Фадеев тотчас как-то по-бабьи и в ужасе всплеснул руками.

– Господи, Боже мой! Так ведь у меня заплечный мешок исчез! – вскричал он. – Мы с Бурковым оглянулись на него. – Вот здесь, на спине, – Фадеев совершенно по-детски показал нам спину черного своего пальто. – Вот здесь у меня был мешок с продуктами. И он исчез!

– Вот! – победно вскричал помощник коменданта. – Товарищ был с мешком. Теперь остался без мешка!

– Может быть, в вагоне забыли? – спросил я.

– Что вы! Как же забуду! Да ведь при вас все было! Вы мне лямку поправляли! – потерял в образе обывателя и обиделся на меня Фадеев.

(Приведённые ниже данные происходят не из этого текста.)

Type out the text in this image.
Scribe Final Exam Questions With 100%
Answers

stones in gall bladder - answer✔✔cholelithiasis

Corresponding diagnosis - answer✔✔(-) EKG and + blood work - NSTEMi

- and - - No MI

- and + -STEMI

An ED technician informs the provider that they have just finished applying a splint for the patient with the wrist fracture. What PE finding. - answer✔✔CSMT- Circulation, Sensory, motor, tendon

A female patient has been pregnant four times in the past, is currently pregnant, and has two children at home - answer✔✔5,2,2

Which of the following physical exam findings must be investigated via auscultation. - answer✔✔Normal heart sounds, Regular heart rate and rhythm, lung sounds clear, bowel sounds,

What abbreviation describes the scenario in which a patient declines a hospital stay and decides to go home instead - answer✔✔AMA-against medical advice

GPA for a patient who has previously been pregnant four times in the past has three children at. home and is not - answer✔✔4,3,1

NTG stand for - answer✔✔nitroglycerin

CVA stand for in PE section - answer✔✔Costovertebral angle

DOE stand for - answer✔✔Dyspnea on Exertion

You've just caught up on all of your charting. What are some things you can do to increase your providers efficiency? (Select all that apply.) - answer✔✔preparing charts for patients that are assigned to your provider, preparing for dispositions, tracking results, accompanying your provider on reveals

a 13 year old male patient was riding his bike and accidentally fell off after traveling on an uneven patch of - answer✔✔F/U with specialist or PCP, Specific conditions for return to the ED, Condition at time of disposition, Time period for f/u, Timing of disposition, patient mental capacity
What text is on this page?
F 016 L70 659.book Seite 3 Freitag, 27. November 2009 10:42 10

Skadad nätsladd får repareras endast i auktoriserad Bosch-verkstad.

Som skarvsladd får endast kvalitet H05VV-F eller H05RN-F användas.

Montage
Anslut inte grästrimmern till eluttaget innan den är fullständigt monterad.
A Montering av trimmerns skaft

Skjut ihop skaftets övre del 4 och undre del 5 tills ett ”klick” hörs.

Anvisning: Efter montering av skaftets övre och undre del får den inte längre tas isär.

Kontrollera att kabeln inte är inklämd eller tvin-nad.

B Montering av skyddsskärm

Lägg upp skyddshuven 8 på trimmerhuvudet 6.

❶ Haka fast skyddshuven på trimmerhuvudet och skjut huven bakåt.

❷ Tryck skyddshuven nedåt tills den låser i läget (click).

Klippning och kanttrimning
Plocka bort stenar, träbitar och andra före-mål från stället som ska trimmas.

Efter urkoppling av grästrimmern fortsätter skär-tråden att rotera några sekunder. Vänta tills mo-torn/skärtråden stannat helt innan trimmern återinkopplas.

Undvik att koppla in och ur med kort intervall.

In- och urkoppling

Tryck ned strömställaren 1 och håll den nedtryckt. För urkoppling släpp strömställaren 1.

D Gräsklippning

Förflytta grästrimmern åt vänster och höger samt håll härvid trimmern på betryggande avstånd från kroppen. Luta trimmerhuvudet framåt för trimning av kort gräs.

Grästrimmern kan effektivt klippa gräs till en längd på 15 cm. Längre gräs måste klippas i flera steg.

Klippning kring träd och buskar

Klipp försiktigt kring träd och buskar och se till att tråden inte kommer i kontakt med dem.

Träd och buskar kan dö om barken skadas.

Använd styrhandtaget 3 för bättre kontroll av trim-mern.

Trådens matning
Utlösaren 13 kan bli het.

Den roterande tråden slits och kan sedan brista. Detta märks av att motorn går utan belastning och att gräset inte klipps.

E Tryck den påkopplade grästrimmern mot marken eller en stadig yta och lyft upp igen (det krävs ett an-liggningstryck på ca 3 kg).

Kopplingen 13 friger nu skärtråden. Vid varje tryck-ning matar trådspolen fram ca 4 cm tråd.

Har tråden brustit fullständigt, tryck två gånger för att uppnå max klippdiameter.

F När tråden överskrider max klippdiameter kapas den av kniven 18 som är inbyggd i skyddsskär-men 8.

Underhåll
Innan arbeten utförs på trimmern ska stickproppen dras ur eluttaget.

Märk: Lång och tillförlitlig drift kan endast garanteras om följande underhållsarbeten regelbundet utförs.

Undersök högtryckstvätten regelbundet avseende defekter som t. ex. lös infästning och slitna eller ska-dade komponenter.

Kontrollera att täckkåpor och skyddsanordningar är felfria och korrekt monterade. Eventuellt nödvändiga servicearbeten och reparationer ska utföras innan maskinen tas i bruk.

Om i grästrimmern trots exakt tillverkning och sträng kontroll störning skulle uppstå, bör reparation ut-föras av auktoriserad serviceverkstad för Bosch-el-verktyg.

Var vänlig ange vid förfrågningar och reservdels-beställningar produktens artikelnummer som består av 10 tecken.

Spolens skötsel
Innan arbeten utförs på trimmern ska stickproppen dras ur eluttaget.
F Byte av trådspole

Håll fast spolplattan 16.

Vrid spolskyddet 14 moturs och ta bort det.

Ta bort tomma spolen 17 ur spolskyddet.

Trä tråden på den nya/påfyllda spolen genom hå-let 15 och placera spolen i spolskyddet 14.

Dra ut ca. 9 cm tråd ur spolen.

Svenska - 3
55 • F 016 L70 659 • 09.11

– И не удивительно! Грабят целые вагоны! Разбивают пакгаузы! – сказал помощник коменданта. – Я что хочу. Я по заданию областного комиссара транспорта товарища Гребенева делал докладную записку. Так я вам скажу. Я прямо указал, что, бывает, за ночь начисто опустошают по тридцать, а то и по сорок вагонов, то есть целые составы! Разгул дикий. Вам повезло, что перед вами прибыла эта рота, которую вы только что видели. А если бы ее не было, вас бы непременно стали обыскивать. Вот тогда у вас все бы отобрали! А вы о мешке вспомнили! Да вас бы, – помощник коменданта посмотрел на меня и потом на моих спутников, – да вас бы непременно арестовали! И кто бы арестовал? А товарищи из охраны бы и арестовали и не стали смотреть на ваш мандат! Потому что ваш мандат для них – это уже власть. А они не хотят никакой власти! Это вам не ваш Оренбург! Да что там! – помощник коменданта поискал в бумагах и протянул номер какой-то газеты, которую Бурков взял, но, не посмотрев, вернул. – Вот, пожалуйста, вам! Арестовали и убили! И сообщили в газете! Зачем сообщили? А чтобы все остальные знали, что они власть и делают, что хотят! А вот делать порядок они не хотят! Товарищ Гребенев мне говорил за мою докладную записку, прошу пардона, сейчас зима, и не так заметно. Но в городе вместо необходимых трехсот тридцати золотарей работают только тридцать! Что будет весной с городом! Этого знать и делать этот порядок они не хотят! А вы тоскуете о мешке!

– Так ведь продукты! И как же можно, чужая вещь, на чужих плечах! – безутешно шарил по пальто, будто искал лямки мешка, Фадеев.

– Ты что же, против революционной власти? – зло спросил помощника коменданта Бурков.

– Товарищ! – усмехнулся помощник коменданта. – Я не сидел бы здесь и не отвечал бы за самое ответственное место в революции, за железную дорогу! Я принадлежу к партии социалистов-революционеров, которая вся при режиме сидела по тюрьмам, а кто не сидел, те висели за свою революционную убежденность по виселицам!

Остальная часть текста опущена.